The Descriptor class allows for easy constraint definitions on parts of your neural network. It supports registering tags with associated data dictionary keys, indices, and optional attributes, such as whether the data is constant or variable.
- class congrads.descriptor.Descriptor
Bases:
objectA class to manage the mapping between tags.
It represents data locations in the data dictionary and holds the dictionary keys, indices, and additional properties (such as min/max values, output, and constant variables).
This class is designed to manage the relationships between the assigned tags and the data dictionary keys in a neural network model. It allows for the assignment of properties (like minimum and maximum values, and whether data is an output, constant, or variable) to each tag. The data is stored in dictionaries and sets for efficient lookups.

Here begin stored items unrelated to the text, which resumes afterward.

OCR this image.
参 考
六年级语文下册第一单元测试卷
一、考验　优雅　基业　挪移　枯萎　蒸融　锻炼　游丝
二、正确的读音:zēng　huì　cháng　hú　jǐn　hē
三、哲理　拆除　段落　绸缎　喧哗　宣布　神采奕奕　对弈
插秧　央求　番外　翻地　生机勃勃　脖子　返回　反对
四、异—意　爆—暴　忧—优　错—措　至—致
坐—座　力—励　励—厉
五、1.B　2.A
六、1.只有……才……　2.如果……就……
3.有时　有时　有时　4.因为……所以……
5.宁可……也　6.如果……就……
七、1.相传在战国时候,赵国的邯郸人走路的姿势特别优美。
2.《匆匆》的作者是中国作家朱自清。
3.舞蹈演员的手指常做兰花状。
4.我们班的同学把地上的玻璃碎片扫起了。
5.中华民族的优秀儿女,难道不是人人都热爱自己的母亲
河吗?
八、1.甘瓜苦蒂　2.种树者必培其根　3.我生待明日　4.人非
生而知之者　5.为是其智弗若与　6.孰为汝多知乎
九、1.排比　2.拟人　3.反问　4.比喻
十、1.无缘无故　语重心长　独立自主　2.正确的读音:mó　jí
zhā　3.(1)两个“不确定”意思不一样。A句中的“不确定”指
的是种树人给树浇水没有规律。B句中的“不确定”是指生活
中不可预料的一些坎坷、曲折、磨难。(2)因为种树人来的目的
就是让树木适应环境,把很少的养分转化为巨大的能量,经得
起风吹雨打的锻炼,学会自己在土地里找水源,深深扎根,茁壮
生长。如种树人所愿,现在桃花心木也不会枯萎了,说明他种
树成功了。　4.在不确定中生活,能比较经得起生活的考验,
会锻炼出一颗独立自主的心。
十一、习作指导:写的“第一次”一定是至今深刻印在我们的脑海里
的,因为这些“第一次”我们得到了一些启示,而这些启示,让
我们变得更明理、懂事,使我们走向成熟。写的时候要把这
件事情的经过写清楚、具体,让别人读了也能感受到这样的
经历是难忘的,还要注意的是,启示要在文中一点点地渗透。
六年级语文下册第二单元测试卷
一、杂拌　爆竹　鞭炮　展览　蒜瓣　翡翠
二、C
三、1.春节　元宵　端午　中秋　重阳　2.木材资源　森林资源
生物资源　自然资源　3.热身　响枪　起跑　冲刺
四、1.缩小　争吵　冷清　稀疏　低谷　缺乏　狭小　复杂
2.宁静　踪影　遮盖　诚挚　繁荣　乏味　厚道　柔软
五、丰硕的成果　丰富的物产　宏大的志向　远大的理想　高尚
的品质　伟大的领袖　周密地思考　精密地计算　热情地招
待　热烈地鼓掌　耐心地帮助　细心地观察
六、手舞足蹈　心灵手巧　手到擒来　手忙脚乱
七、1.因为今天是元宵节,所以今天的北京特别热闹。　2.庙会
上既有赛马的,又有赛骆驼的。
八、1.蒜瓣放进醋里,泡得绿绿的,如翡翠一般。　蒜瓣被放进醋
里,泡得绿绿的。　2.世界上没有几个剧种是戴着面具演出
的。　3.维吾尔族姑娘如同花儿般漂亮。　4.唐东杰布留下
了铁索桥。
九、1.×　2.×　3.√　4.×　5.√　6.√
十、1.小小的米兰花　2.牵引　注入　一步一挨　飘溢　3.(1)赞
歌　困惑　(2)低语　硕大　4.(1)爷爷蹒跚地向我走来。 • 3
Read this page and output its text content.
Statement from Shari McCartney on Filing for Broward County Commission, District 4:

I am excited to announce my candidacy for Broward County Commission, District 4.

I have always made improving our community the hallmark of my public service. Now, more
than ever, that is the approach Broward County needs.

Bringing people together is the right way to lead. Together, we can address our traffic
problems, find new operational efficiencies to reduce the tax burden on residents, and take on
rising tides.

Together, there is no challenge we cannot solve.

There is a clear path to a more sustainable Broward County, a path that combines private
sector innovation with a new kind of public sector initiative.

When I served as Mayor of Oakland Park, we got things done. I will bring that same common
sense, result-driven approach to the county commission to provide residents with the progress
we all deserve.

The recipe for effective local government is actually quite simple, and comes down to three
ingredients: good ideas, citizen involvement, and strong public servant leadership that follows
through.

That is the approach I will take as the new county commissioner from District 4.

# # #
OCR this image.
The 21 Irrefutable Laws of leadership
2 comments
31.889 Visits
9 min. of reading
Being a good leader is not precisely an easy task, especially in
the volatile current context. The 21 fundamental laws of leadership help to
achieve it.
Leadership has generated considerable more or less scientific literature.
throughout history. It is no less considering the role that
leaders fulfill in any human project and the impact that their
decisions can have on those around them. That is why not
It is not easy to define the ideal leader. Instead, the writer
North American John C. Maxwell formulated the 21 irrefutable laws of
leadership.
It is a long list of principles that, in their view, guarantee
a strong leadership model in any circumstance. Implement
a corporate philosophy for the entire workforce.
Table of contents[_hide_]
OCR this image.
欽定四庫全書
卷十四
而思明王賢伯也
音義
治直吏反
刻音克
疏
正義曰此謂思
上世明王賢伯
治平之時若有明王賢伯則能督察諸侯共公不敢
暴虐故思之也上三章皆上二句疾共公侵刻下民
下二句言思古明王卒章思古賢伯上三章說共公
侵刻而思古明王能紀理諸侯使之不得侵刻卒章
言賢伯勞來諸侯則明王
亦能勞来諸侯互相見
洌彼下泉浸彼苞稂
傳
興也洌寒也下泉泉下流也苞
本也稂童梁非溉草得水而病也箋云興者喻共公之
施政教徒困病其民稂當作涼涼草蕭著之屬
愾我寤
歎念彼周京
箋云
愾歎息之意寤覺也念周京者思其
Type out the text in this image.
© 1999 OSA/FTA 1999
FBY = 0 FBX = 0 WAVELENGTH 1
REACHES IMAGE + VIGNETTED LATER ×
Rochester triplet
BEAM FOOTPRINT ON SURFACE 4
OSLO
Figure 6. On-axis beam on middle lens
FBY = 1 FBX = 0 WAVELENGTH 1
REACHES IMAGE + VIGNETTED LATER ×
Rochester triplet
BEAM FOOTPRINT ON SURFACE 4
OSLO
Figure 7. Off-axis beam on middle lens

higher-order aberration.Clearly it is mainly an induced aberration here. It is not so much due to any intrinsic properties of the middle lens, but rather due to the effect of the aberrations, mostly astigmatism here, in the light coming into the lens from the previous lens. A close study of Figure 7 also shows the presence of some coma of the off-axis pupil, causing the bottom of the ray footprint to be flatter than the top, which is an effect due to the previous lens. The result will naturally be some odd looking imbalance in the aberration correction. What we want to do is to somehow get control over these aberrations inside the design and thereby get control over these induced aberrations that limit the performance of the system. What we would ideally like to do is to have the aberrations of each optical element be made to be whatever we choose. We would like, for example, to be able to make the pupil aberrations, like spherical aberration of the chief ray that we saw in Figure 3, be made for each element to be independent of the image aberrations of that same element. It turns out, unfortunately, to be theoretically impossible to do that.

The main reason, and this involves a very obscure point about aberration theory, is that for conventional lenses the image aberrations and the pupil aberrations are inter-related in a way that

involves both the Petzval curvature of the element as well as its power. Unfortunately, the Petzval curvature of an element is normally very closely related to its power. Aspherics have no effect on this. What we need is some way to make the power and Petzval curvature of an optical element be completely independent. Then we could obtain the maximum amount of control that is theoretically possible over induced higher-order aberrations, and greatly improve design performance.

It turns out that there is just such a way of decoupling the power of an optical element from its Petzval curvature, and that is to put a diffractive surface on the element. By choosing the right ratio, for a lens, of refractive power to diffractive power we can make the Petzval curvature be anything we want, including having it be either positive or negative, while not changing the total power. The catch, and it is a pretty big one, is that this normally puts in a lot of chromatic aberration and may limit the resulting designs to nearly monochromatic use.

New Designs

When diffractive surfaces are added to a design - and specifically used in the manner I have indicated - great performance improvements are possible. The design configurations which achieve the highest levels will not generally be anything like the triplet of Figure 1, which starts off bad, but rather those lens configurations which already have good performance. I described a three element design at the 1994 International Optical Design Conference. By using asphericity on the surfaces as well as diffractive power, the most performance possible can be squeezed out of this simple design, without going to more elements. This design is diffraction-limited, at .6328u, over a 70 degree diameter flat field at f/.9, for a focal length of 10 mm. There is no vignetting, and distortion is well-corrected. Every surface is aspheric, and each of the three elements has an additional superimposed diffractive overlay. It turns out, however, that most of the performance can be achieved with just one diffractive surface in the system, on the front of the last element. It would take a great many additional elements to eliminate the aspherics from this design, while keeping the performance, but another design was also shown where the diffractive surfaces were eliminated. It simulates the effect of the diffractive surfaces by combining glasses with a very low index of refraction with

- add(key: str, tag: str, index: int = None, constant: bool = False, affects_loss: bool = True)
Adds a tag to the descriptor with its associated key, index, and properties.
This method registers a tag name and associates it with a data dictionary key, its index, and optional properties such as whether the key hold output or constant data.
- Parameters:
key (str) – The key on which the tagged data is located in the data dictionary.
tag (str) – The identifier of the tag.
index (int) – The index were the data is present. Defaults to None.
constant (bool, optional) – Whether the data is constant and is not learned. Defaults to False.
affects_loss (bool, optional) – Whether the data affects the loss computation. Defaults to True.
- Raises:
TypeError – If a provided attribute has an incompatible type.
ValueError – If a key or index is already assigned for a tag or a duplicate index is used within a key.
- location(tag: str) tuple[str, int | None]
Get the key and index for a given tag.
Looks up the mapping for a registered tag and returns the associated dictionary key and the index.
- Parameters:
tag (str) – The tag identifier. Must be registered.
- Returns:
- A tuple containing:
The key in the data dictionary which holds the data (str).
The tensor index where the data is present or None (int | None).
- Return type:
- Raises:
ValueError – If the tag is not registered in the descriptor.
- select(tag: str, data: dict[str, Tensor]) Tensor
Extract prediction values for a specific tag.
Retrieves the key and index associated with a tag and selects the corresponding slice from the given prediction tensor. Returns the full tensor if no index was specified when registering the tag.
- Parameters:
- Returns:
A tensor slice of shape
(batch_size, 1)containing the predictions for the specified tag, or the full tensor if no index was specified when registering the tag.- Return type:
Tensor
- Raises:
ValueError – If the tag is not registered in the descriptor.
Metrics
Module for managing metrics during training.
Provides the Metric and MetricManager classes for accumulating, aggregating, and resetting metrics over training batches. Supports grouping metrics and using custom accumulation functions.
- class congrads.metrics.Metric(name: str, accumulator: ~collections.abc.Callable[[...], ~torch.Tensor] = <built-in method nanmean of type object>)
Bases:
objectRepresents a single metric to be accumulated and aggregated.
Stores metric values over multiple batches and computes an aggregated result using a specified accumulation function.
- accumulate(value: Tensor) None
Accumulate a new value for the metric.
- Parameters:
value (Tensor) – Metric values for the current batch.
- class congrads.metrics.MetricManager
Bases:
objectManages multiple metrics and groups for training or evaluation.
Supports registering metrics, accumulating values by name, aggregating metrics by group, and resetting metrics by group.
- accumulate(name: str, value: Tensor) None
Accumulate a value for a specific metric by name.
- Parameters:
name (str) – Name of the metric.
value (Tensor) – Metric values for the current batch.
- register(name: str, group: str = 'default', accumulator: ~collections.abc.Callable[[...], ~torch.Tensor] = <built-in method nanmean of type object>) None
Register a new metric under a specified group.